Automattic, the company behind WordPress (the software running this and millions of other blogs and web sites) confirms that they believe that WordPress themes and plugins constitute derivative works of their software. This should be fairly clear, as the code for these themes and plugins essentially becomes a part of the running installation. In the case of WordPress, the software license expressly permits this sort of growth and modification because they’ve licensed it using the GNU General Public License — the same license behind Linux.

Since a lot of the folks that use WordPress and other forms of social media might not have a great deal of familiarity with the GPL and the legal implications of Open Source and Free Software in general, let’s review some of the key points that relate to this whole issue: the Free Software Foundation created the GPL in a desire to ensure freedom for users. When you license your software under the GPL, you basically make a contract with your users that allows them to use it for whatever they want as well as to modify and re-distribute it to their hearts’ content.
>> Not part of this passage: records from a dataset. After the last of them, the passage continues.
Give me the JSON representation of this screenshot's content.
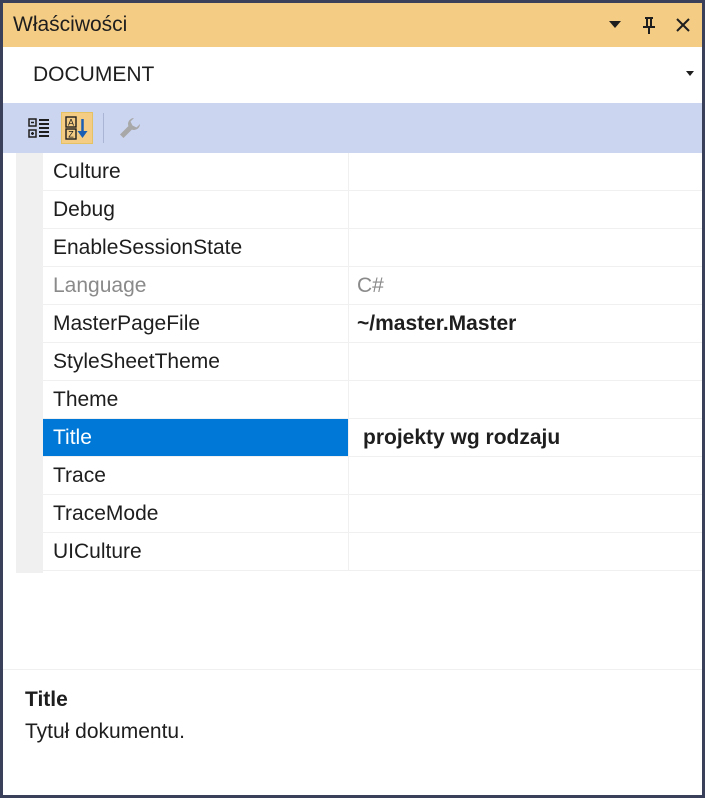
{
  "panel": {
    "title": "Właściwości",
    "controls": {
      "dropdown_icon": "triangle-down-icon",
      "pin_icon": "pin-icon",
      "close_icon": "close-icon"
    }
  },
  "object_selector": {
    "value": "DOCUMENT"
  },
  "toolbar": {
    "buttons": [
      {
        "name": "categorized",
        "icon": "categorized-icon",
        "active": false
      },
      {
        "name": "alphabetical",
        "icon": "sort-az-icon",
        "active": true
      },
      {
        "name": "property-pages",
        "icon": "wrench-icon",
        "active": false
      }
    ]
  },
  "properties": [
    {
      "name": "Culture",
      "value": ""
    },
    {
      "name": "Debug",
      "value": ""
    },
    {
      "name": "EnableSessionState",
      "value": ""
    },
    {
      "name": "Language",
      "value": "C#"
    },
    {
      "name": "MasterPageFile",
      "value": "~/master.Master"
    },
    {
      "name": "StyleSheetTheme",
      "value": ""
    },
    {
      "name": "Theme",
      "value": ""
    },
    {
      "name": "Title",
      "value": "projekty wg rodzaju"
    },
    {
      "name": "Trace",
      "value": ""
    },
    {
      "name": "TraceMode",
      "value": ""
    },
    {
      "name": "UICulture",
      "value": ""
    }
  ],
  "description": {
    "title": "Title",
    "text": "Tytuł dokumentu."
  },
  "colors": {
    "title_bar": "#f5cc84",
    "toolbar": "#ccd5f0",
    "selection": "#0078d7",
    "border": "#3a3f5a"
  }
}
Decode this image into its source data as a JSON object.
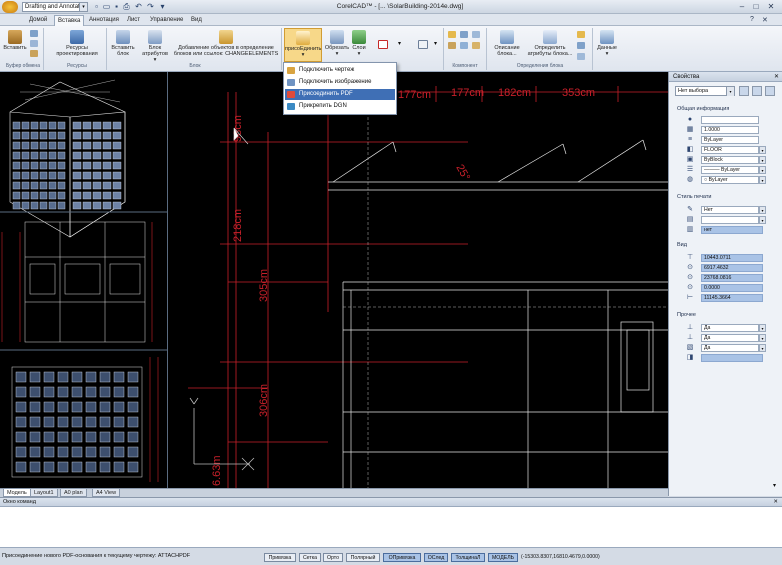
{
  "titlebar": {
    "workspace": "Drafting and Annotation",
    "title": "CorelCAD™ - [... \\SolarBuilding-2014e.dwg]"
  },
  "menu": {
    "tabs": [
      "Домой",
      "Вставка",
      "Аннотация",
      "Лист",
      "Управление",
      "Вид"
    ]
  },
  "ribbon": {
    "buttons": [
      {
        "label": "Вставить",
        "label2": ""
      },
      {
        "label": "Ресурсы",
        "label2": "проектирования"
      },
      {
        "label": "Вставить",
        "label2": "блок"
      },
      {
        "label": "Блок",
        "label2": "атрибутов ▾"
      },
      {
        "label": "Добавление объектов в определение",
        "label2": "блоков или ссылок: CHANGEELEMENTS"
      },
      {
        "label": "присоЕдинить",
        "label2": "▾"
      },
      {
        "label": "Обрезать",
        "label2": "▾"
      },
      {
        "label": "Слои",
        "label2": "▾"
      },
      {
        "label": "Описание",
        "label2": "блока..."
      },
      {
        "label": "Определить",
        "label2": "атрибуты блока..."
      },
      {
        "label": "Данные",
        "label2": "▾"
      }
    ],
    "groups": [
      "Буфер обмена",
      "Ресурсы",
      "Блок",
      "Компонент",
      "Определения блока"
    ]
  },
  "dropdown": {
    "items": [
      "Подключить чертеж",
      "Подключить изображение",
      "Присоединить PDF",
      "Прикрепить DGN"
    ],
    "highlighted_index": 2
  },
  "layout_tabs": [
    "Модель",
    "Layout1",
    "A0 plan",
    "A4 View"
  ],
  "drawing": {
    "dimensions_top": [
      "177cm",
      "182cm",
      "353cm"
    ],
    "dimensions_vertical": [
      "98cm",
      "218cm",
      "305cm",
      "306cm",
      "6.63m"
    ],
    "angle": "25°"
  },
  "properties": {
    "title": "Свойства",
    "selection": "Нет выбора",
    "sections": {
      "general": "Общая информация",
      "print_style": "Стиль печати",
      "view": "Вид",
      "misc": "Прочее"
    },
    "general_rows": [
      "",
      "1.0000",
      "ByLayer",
      "FLOOR",
      "ByBlock",
      "——— ByLayer",
      "○ ByLayer"
    ],
    "print_rows": [
      "Нет",
      "",
      "нет"
    ],
    "view_rows": [
      "10443.0711",
      "6917.4632",
      "23768.0816",
      "0.0000",
      "11145.3664"
    ],
    "misc_rows": [
      "Да",
      "Да",
      "Да",
      ""
    ]
  },
  "command_window": {
    "title": "Окно команд",
    "content": ""
  },
  "status": {
    "message": "Присоединение нового PDF-основания к текущему чертежу: ATTACHPDF",
    "buttons": [
      {
        "label": "Привязка",
        "on": false
      },
      {
        "label": "Сетка",
        "on": false
      },
      {
        "label": "Орто",
        "on": false
      },
      {
        "label": "Полярный",
        "on": false
      },
      {
        "label": "ОПривязка",
        "on": true
      },
      {
        "label": "ОСлед",
        "on": true
      },
      {
        "label": "ТолщинаЛ",
        "on": true
      },
      {
        "label": "МОДЕЛЬ",
        "on": true
      }
    ],
    "coordinates": "(-15303.8307,16810.4679,0.0000)"
  },
  "colors": {
    "accent": "#3f6fb5",
    "canvas": "#000000",
    "dimension_red": "#c8202a",
    "highlight_blue": "#a9c3e6"
  }
}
But this freedom comes with a price: all derivative works must also be GPL. If you’ve ever heard about the “viral nature” of the GPL, this means that you can’t use GPL code in your project unless you license it under the GPL also (or a compatible license).

Despite what some folks have tried to charge, the GPL is not a “communist” license, and using GPL software in your organization does not mean that all software you produce must carry that license. In fact, the GPL encourages entrepreneurship and innovation by making sure that as many people as possible can use and improve the software. You can still make money with GPL software, by the way. While you can charge for distribution, remember that recipients can choose to re-distribute it. So while the makers of the Thesis theme can still sell it, those who purchase it can re-distribute the code in it freely according to the terms of the GPL. (The GPL does not cover the graphics & CSS in themes and plugins, which can have their own copyright protection or include trademarks, so take care.) But more importantly, and despite what others might think, the GPL fosters activity by helping create an entire ecosystem around the software. You can sell other services like support, customization, additional data feeds, and more. For example, if you write a better anti-spam plugin, you can charge for access to your blacklist or for technical support.

Personally, I welcome this clarification. Not only does it mean that I have a wider range of software to choose from for my own site, it also means that as I start to develop for the WordPress platform, I can learn from what my predecessors have done and help others do the same.

Key points here:

  • Your blog doesn’t fall under any sort of GPL requirements.
  • You can redistribute the PHP code in themes and plugins, but verify before doing that with the graphics and stylesheets.
  • Companies can still make money off themes, plugins, and WordPress in general, but they can’t do it by taking away the freedom of the software.

I am not at attorney and this is not legal advice. If you believe you have violated the GPL or have specific questions about your situation, you should discuss these with your own attorney.